There is no doubt that 5G is a key technology for a sustainable infrastructure – and will contribute to economic development like no other. Industry, agriculture, transport, medicine, urban infrastructure, private households – 5G will link all the different domains of a country and enrich them with a wide range of new services. At the same time, demand for these new services is growing – driven mainly by industry – in the areas of real-time data acquisition from countless sensors and devices. Extremely high bandwidths with low, guaranteed latency and high reliability for critical applications are key to this.
Innovative approaches to network design and architecture are required if these growing demands are to be met. Mobile Network Operators (MNOs) must rapidly deploy these new technologies to meet their customers' expectations. They must develop, scale up, and roll out innovations as quickly and cost-effectively as possible. However, in order to ensure economic efficiency and to protect previous investments, concepts are also needed to integrate or transfer the network's "legacy" into new forms of architecture in a cost-effective and efficient way.
Software-Defined Networking (SDN) and Network Functions Virtualization (NFV) are the key; they create a whole new world to configure, optimize and maintain customer-focused mobile networks – a world that benefits operators and their customers alike. SDN as a network architecture is based on control via software. The basis is the separation of the data plane or user plane from the management plane or control plane.
The associated opening of the previously restricted, proprietary network platforms creates the basis for a centrally managed and programmable network that can therefore be managed very flexibly: Operators can easily add new components and automatically receive all information relevant to them. Changes made via a network controller are quickly applied to the components concerned and do not need to be configured or assigned individually.
NFV as a method for virtualizing network functions or services abstracts the network functions (e.g. route calculation or traffic control) and decouples them from the proprietary hardware.

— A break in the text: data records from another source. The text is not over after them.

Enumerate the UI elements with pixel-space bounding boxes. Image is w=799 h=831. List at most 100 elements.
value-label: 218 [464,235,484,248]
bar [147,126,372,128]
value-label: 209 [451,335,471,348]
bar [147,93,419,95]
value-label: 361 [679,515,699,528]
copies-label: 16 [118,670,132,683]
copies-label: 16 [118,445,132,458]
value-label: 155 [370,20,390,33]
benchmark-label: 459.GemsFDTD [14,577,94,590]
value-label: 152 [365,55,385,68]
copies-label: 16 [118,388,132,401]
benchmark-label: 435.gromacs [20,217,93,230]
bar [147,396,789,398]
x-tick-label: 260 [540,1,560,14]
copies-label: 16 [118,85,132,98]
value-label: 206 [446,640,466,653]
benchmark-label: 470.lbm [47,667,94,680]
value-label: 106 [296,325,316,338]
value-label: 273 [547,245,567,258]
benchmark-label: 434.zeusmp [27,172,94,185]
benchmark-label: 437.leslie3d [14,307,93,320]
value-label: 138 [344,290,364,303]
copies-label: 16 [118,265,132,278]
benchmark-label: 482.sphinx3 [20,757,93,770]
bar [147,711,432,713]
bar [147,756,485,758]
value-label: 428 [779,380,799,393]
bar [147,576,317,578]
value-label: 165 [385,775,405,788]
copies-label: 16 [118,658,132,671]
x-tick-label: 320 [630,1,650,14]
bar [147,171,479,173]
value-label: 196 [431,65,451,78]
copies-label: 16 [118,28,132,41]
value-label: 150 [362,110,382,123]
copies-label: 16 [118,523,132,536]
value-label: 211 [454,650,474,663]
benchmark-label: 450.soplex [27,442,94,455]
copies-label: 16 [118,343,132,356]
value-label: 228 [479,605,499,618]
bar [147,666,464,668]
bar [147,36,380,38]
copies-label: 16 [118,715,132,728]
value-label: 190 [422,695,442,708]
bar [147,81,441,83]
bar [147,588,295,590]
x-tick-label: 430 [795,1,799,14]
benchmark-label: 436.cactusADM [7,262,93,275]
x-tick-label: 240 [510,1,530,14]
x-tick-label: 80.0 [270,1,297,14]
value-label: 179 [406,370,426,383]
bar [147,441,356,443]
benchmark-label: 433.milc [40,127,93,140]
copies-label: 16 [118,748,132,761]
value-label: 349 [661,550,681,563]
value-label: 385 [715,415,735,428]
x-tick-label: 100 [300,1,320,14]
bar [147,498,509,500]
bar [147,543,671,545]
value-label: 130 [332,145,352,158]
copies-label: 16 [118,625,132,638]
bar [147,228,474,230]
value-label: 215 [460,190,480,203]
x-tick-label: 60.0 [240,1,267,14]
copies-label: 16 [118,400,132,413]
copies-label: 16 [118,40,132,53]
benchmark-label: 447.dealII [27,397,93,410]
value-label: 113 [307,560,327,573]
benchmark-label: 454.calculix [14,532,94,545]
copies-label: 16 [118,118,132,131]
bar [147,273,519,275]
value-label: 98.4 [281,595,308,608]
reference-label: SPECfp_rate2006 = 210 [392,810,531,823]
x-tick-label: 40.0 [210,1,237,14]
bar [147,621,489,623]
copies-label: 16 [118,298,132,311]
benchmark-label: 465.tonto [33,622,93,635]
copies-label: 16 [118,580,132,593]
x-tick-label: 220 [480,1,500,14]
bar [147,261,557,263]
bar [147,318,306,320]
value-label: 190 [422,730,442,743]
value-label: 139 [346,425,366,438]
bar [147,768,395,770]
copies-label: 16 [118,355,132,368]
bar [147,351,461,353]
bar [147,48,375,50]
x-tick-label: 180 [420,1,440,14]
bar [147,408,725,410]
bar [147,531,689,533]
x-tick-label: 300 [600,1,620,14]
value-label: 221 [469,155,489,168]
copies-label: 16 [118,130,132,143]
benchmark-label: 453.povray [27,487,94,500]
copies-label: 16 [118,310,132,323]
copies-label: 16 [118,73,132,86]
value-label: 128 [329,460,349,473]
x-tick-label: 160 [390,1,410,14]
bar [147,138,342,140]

This allows them to run as independent software on virtual machines. As a result, the development and use of vendor-independent, standardized hardware and software solutions for building networks are possible. The use of commercial off-the-shelf (COTS) hardware and virtual networking capabilities provides significant benefits to operators in terms of cost, time to market, vendor independence, scalability, and agility.
NFV and SDN are not directly dependent on each other – but they are interrelated and share similarities. Both are based on the principles of virtualization and abstraction. SDN separates forwarding functions and control functions within the network in order to create a centrally managed network. NFV is based on abstracting network functions from the hardware, which in turn supports SDN, as it provides the infrastructure to run SDN software. This allows a purpose-related joint use of both approaches, using standard hardware, thereby providing mobile network providers and campus network operators with a flexible, agile, and efficient network architecture.
With COM5.SDN, MicroNova addresses exactly these requirements via its own product line or strategic roadmap, serving the core areas of future system architecture. The main focus is on migrating existing technology to the new structures. This enables valuable integration of new network and service technologies into the network operators' ecosystem. COM5.SDN forms the basis for various tools and products – starting with COM5.SDN Mediator, which offers an entry point into the SDN world, up to the future product COM5.SDN Radio Intelligence Controller, a non-real-time radio controller (or non-RT-RIC for short). A roadmap has thus been created covering the core areas of future system architecture.